# How many butts can fit?



## tdunson (Sep 10, 2015)

I've cut my teeth cooking with guys that do a lot at a time. 300 butts is usually the minimum. I'm looking to build something bigger for myself  and was curious what the opinions are on how many butts you can fit in a certain area. I was looking at a simple block smoker to do a pig cook and I know it'd be 8x4 ft of cooking surface the way I a do it. It's inevitable I'll end up cooking butts for my kids ball team so now I'm wondering about how many butts would fit. Most folks I've talked to say no more than 1 butt per sq ft but that seems like they'd have a lot of wasted space in between.

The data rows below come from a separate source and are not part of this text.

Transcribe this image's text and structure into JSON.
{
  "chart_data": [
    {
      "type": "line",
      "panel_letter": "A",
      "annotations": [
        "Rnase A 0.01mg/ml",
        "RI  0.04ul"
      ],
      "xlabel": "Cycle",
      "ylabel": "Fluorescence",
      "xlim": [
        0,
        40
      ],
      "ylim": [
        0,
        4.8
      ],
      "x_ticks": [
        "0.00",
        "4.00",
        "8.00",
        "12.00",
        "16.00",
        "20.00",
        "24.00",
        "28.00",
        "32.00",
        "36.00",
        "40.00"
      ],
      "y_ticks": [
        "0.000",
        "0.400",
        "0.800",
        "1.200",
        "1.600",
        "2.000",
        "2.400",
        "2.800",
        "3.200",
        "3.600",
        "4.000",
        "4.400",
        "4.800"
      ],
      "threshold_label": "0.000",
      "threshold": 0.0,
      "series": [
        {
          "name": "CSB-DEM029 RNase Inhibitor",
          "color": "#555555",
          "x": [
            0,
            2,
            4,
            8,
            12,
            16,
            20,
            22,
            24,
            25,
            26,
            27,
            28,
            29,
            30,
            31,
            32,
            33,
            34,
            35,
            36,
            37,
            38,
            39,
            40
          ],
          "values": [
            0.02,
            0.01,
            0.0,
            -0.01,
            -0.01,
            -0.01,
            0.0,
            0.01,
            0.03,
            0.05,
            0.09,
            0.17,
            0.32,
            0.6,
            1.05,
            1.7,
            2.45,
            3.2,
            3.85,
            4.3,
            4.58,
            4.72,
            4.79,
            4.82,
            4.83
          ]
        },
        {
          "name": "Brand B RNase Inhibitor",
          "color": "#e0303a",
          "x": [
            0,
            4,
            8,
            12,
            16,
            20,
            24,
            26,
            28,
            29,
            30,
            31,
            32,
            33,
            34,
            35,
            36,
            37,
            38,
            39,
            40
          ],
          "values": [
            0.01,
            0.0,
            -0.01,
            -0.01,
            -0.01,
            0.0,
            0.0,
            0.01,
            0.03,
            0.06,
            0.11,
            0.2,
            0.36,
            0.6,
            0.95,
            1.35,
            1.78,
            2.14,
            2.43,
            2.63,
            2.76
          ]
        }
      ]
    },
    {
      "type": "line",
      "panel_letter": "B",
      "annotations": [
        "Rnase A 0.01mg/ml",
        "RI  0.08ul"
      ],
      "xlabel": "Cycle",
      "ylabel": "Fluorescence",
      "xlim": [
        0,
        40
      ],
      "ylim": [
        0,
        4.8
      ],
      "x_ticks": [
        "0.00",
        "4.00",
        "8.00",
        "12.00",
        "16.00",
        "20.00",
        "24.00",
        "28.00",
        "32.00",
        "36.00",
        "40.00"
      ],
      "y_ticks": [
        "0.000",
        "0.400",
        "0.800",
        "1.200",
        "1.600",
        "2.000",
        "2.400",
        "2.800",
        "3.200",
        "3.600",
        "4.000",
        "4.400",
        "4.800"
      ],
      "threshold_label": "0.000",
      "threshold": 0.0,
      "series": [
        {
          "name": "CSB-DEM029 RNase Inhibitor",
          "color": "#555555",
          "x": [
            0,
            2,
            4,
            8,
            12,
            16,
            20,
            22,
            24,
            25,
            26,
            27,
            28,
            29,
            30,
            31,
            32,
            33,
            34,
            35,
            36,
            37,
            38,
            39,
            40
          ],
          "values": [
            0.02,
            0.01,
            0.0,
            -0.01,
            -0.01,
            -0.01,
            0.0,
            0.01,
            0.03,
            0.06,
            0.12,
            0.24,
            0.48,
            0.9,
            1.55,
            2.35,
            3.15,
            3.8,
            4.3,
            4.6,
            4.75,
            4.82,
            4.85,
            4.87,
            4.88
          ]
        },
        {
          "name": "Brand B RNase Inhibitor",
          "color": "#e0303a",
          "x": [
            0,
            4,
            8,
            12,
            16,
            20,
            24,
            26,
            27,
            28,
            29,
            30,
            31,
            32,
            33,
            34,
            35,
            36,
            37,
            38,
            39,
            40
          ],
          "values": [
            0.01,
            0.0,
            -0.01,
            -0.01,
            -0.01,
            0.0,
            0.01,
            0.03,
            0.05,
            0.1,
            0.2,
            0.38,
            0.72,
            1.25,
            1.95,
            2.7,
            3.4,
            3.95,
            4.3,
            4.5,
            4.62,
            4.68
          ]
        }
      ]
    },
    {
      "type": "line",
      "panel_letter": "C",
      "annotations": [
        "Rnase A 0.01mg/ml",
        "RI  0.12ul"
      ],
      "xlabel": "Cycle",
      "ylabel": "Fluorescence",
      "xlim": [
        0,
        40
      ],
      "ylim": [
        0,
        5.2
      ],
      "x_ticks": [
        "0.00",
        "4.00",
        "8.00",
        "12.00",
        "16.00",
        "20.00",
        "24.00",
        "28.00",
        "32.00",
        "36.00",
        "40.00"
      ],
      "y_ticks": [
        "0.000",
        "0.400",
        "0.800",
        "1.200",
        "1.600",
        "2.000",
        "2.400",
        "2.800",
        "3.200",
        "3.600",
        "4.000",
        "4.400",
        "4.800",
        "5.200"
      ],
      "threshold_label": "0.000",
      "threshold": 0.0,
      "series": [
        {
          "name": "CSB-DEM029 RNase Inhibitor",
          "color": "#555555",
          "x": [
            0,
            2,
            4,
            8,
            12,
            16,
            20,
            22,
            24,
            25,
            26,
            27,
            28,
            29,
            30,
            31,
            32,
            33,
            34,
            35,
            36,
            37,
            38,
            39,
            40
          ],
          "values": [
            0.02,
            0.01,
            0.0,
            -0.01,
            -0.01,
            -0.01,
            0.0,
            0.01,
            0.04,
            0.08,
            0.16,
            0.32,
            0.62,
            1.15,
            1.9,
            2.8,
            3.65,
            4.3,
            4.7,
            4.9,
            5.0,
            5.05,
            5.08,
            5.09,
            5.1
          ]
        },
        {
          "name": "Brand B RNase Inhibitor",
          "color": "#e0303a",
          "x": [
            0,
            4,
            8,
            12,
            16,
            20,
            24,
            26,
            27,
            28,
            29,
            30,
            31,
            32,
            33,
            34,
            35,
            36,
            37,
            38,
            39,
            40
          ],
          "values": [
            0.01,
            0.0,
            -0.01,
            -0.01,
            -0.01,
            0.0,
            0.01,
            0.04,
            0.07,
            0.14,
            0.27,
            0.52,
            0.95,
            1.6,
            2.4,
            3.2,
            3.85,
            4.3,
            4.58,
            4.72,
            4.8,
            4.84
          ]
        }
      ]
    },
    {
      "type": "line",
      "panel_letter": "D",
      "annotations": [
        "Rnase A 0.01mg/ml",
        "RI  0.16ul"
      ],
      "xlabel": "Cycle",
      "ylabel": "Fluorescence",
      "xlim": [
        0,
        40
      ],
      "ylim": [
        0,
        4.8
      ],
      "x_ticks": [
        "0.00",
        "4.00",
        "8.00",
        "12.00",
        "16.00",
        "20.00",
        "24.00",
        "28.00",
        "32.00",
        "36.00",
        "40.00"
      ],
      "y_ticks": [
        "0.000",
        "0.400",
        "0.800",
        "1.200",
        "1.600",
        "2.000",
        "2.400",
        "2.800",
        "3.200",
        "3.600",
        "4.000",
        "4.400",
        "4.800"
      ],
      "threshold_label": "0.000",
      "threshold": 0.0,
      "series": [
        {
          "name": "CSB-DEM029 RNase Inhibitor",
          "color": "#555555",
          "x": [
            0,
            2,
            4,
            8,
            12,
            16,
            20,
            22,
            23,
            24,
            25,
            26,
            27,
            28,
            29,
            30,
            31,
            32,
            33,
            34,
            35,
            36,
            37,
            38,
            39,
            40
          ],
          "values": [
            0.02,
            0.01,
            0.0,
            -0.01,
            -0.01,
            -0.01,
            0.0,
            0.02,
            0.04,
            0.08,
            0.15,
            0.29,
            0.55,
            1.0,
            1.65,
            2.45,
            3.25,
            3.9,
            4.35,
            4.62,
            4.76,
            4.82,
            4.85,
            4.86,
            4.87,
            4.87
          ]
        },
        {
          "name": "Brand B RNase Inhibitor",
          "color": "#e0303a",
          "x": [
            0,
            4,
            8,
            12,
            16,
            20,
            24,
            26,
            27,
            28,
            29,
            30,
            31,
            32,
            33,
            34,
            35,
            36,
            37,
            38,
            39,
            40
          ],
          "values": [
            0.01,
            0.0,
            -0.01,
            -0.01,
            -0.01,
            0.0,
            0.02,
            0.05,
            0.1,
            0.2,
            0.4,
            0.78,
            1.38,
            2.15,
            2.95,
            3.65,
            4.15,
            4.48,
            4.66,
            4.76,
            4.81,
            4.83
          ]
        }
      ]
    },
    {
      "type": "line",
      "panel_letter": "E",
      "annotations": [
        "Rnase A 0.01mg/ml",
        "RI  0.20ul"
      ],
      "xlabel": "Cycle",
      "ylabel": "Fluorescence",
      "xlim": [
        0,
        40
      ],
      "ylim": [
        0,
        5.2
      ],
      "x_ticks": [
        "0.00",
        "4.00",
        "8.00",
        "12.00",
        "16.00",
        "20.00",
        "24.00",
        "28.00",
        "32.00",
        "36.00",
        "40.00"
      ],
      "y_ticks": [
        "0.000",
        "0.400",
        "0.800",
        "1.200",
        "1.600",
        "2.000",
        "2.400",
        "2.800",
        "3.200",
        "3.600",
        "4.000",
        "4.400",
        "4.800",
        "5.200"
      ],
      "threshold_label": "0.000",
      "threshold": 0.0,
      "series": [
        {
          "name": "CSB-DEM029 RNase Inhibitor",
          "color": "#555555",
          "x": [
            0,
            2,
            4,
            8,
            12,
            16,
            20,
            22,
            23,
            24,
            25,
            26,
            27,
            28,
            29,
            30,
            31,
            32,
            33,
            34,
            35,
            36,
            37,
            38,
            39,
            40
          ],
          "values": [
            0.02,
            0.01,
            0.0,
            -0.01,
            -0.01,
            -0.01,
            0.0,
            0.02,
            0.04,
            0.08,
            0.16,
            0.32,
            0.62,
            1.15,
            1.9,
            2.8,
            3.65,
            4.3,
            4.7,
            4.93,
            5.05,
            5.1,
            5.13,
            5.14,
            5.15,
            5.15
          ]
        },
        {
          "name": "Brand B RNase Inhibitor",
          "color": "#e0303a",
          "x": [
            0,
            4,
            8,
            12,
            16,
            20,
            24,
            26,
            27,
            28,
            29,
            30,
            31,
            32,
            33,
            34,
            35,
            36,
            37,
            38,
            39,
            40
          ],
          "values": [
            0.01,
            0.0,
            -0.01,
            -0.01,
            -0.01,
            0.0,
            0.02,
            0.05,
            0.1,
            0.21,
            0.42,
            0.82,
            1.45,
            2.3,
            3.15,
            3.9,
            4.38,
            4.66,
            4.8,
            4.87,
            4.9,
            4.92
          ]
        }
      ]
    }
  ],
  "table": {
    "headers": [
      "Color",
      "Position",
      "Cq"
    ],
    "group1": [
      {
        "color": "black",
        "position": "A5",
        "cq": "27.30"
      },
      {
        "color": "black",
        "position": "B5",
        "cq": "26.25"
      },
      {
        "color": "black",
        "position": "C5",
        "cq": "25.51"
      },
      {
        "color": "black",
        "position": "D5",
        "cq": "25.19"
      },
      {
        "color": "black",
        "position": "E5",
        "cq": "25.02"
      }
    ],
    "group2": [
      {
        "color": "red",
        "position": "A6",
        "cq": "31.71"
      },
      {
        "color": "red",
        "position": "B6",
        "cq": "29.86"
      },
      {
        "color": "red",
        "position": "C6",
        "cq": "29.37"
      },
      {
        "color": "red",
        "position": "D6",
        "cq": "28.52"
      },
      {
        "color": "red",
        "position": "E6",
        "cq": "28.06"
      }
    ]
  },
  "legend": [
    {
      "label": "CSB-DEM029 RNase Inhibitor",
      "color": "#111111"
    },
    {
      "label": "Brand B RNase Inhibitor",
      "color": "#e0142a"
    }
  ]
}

I know they shouldn't be touching so the smoke can flow freely. So how many butts do yall think would fit on 32 sq ft.


----------



## noboundaries (Sep 10, 2015)

A square foot is 144 square inches. 

Lets say a typical butt has a 9" by 5" footprint or 45 square inches. 

You only need a little space between them to start because they shrink as they cook.  So lets say the initial spacing is 1/4" between the butts, a

footprint of 9.125" by 5.125", or 46.8 square inches per butt.   

A 32 square foot cooking area is 4608 square inches.  98 butts, rounding down.


----------